OFFICER KILLED IN 3-ALARM FIRE OF LARGE STABLE IN NEW YORK CITY
Collapse of Brick Wall Buries Lieutenant and a Number of Firemen — Heavy Streams Ordered to Break Up Stubborn Blaze
THREE alarms were turned in for a fire which broke out in a stable in the east side section of New York City. Lieutenant Thomas Meehan, relief officer of Engine Company 9, was killed and three other firemen were badly injured. In the blaze, 121 horses were burned to death. Spontaneous combustion in the hay stored in the stable is believed to have been the cause of the fire.
The fire spread so rapidly that, when the commanding officer of the first alarm response arrived, he ordered a second alarm turned in. The Lieutenant and one of the men seriously injured were on the roof of the two-story brick structure trying to chop holes in the roof for ventilation. The wall fell and the men were hurled into a courtyard and buried under bricks.

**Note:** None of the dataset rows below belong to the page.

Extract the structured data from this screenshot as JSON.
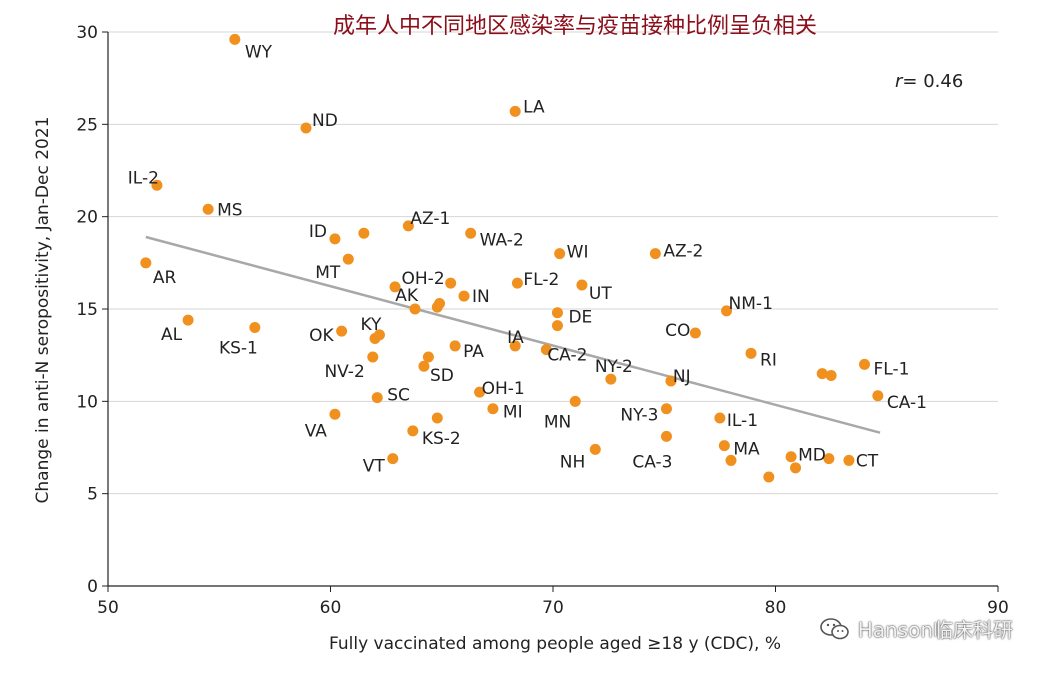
{
  "chart_data": {
    "type": "scatter",
    "title": "成年人中不同地区感染率与疫苗接种比例呈负相关",
    "xlabel": "Fully vaccinated among people aged ≥18 y (CDC), %",
    "ylabel": "Change in anti-N seropositivity, Jan-Dec 2021",
    "xlim": [
      50,
      90
    ],
    "ylim": [
      0,
      30
    ],
    "xticks": [
      50,
      60,
      70,
      80,
      90
    ],
    "yticks": [
      0,
      5,
      10,
      15,
      20,
      25,
      30
    ],
    "grid": "horizontal",
    "point_color": "#f0901e",
    "trendline_color": "#a8a8a8",
    "annotation": "= 0.46",
    "annotation_symbol": "r",
    "trendline": {
      "x": [
        51.7,
        84.7
      ],
      "y": [
        18.9,
        8.3
      ]
    },
    "points": [
      {
        "label": "WY",
        "x": 55.7,
        "y": 29.6
      },
      {
        "label": "ND",
        "x": 58.9,
        "y": 24.8
      },
      {
        "label": "LA",
        "x": 68.3,
        "y": 25.7
      },
      {
        "label": "IL-2",
        "x": 52.2,
        "y": 21.7
      },
      {
        "label": "MS",
        "x": 54.5,
        "y": 20.4
      },
      {
        "label": "AZ-1",
        "x": 63.5,
        "y": 19.5
      },
      {
        "label": "ID",
        "x": 60.2,
        "y": 18.8
      },
      {
        "label": "",
        "x": 61.5,
        "y": 19.1
      },
      {
        "label": "WA-2",
        "x": 66.3,
        "y": 19.1
      },
      {
        "label": "WI",
        "x": 70.3,
        "y": 18.0
      },
      {
        "label": "AZ-2",
        "x": 74.6,
        "y": 18.0
      },
      {
        "label": "AR",
        "x": 51.7,
        "y": 17.5
      },
      {
        "label": "MT",
        "x": 60.8,
        "y": 17.7
      },
      {
        "label": "OH-2",
        "x": 65.4,
        "y": 16.4
      },
      {
        "label": "",
        "x": 62.9,
        "y": 16.2
      },
      {
        "label": "FL-2",
        "x": 68.4,
        "y": 16.4
      },
      {
        "label": "UT",
        "x": 71.3,
        "y": 16.3
      },
      {
        "label": "AK",
        "x": 63.8,
        "y": 15.0
      },
      {
        "label": "",
        "x": 64.9,
        "y": 15.3
      },
      {
        "label": "",
        "x": 64.8,
        "y": 15.1
      },
      {
        "label": "IN",
        "x": 66.0,
        "y": 15.7
      },
      {
        "label": "DE",
        "x": 70.2,
        "y": 14.8
      },
      {
        "label": "NM-1",
        "x": 77.8,
        "y": 14.9
      },
      {
        "label": "AL",
        "x": 53.6,
        "y": 14.4
      },
      {
        "label": "KS-1",
        "x": 56.6,
        "y": 14.0
      },
      {
        "label": "KY",
        "x": 62.2,
        "y": 13.6
      },
      {
        "label": "OK",
        "x": 60.5,
        "y": 13.8
      },
      {
        "label": "",
        "x": 62.0,
        "y": 13.4
      },
      {
        "label": "",
        "x": 70.2,
        "y": 14.1
      },
      {
        "label": "CO",
        "x": 76.4,
        "y": 13.7
      },
      {
        "label": "PA",
        "x": 65.6,
        "y": 13.0
      },
      {
        "label": "IA",
        "x": 68.3,
        "y": 13.0
      },
      {
        "label": "CA-2",
        "x": 69.7,
        "y": 12.8
      },
      {
        "label": "RI",
        "x": 78.9,
        "y": 12.6
      },
      {
        "label": "NV-2",
        "x": 61.9,
        "y": 12.4
      },
      {
        "label": "",
        "x": 64.4,
        "y": 12.4
      },
      {
        "label": "SD",
        "x": 64.2,
        "y": 11.9
      },
      {
        "label": "NY-2",
        "x": 72.6,
        "y": 11.2
      },
      {
        "label": "NJ",
        "x": 75.3,
        "y": 11.1
      },
      {
        "label": "FL-1",
        "x": 84.0,
        "y": 12.0
      },
      {
        "label": "",
        "x": 82.1,
        "y": 11.5
      },
      {
        "label": "",
        "x": 82.5,
        "y": 11.4
      },
      {
        "label": "OH-1",
        "x": 66.7,
        "y": 10.5
      },
      {
        "label": "SC",
        "x": 62.1,
        "y": 10.2
      },
      {
        "label": "CA-1",
        "x": 84.6,
        "y": 10.3
      },
      {
        "label": "MI",
        "x": 67.3,
        "y": 9.6
      },
      {
        "label": "MN",
        "x": 71.0,
        "y": 10.0
      },
      {
        "label": "NY-3",
        "x": 75.1,
        "y": 9.6
      },
      {
        "label": "IL-1",
        "x": 77.5,
        "y": 9.1
      },
      {
        "label": "VA",
        "x": 60.2,
        "y": 9.3
      },
      {
        "label": "",
        "x": 64.8,
        "y": 9.1
      },
      {
        "label": "KS-2",
        "x": 63.7,
        "y": 8.4
      },
      {
        "label": "CA-3",
        "x": 75.1,
        "y": 8.1
      },
      {
        "label": "MA",
        "x": 77.7,
        "y": 7.6
      },
      {
        "label": "NH",
        "x": 71.9,
        "y": 7.4
      },
      {
        "label": "VT",
        "x": 62.8,
        "y": 6.9
      },
      {
        "label": "",
        "x": 78.0,
        "y": 6.8
      },
      {
        "label": "MD",
        "x": 80.7,
        "y": 7.0
      },
      {
        "label": "",
        "x": 80.9,
        "y": 6.4
      },
      {
        "label": "",
        "x": 82.4,
        "y": 6.9
      },
      {
        "label": "CT",
        "x": 83.3,
        "y": 6.8
      },
      {
        "label": "",
        "x": 79.7,
        "y": 5.9
      }
    ]
  },
  "watermark": {
    "text": "Hanson临床科研",
    "icon": "wechat-icon"
  }
}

The fire brought Assistant Chief O’Hanlon speeding from the Rockaways. He turned in a third alarm and ordered two searchlight trucks to illuminate the debris, where for a time it was thought other firemen had been buried. Crews of policeman also helped in searching the ruins.
Also present at the blaze was Commissioner McElligott. The fire proved to be so stubborn that he ordered the pressure on the large lines increased and the walls battered.
The fire had started at 5:10 p. m., and it was not unil hours later that it was considered to be under control.
According to an investigation made by Thomas E. Brophy, there was no explosion, nor were any dangerous gases present.
The stable was ell-shaped, with the legs forty and seventy foot long. More than one hundred wagons were stored in an open front courtyard, formed by the ell.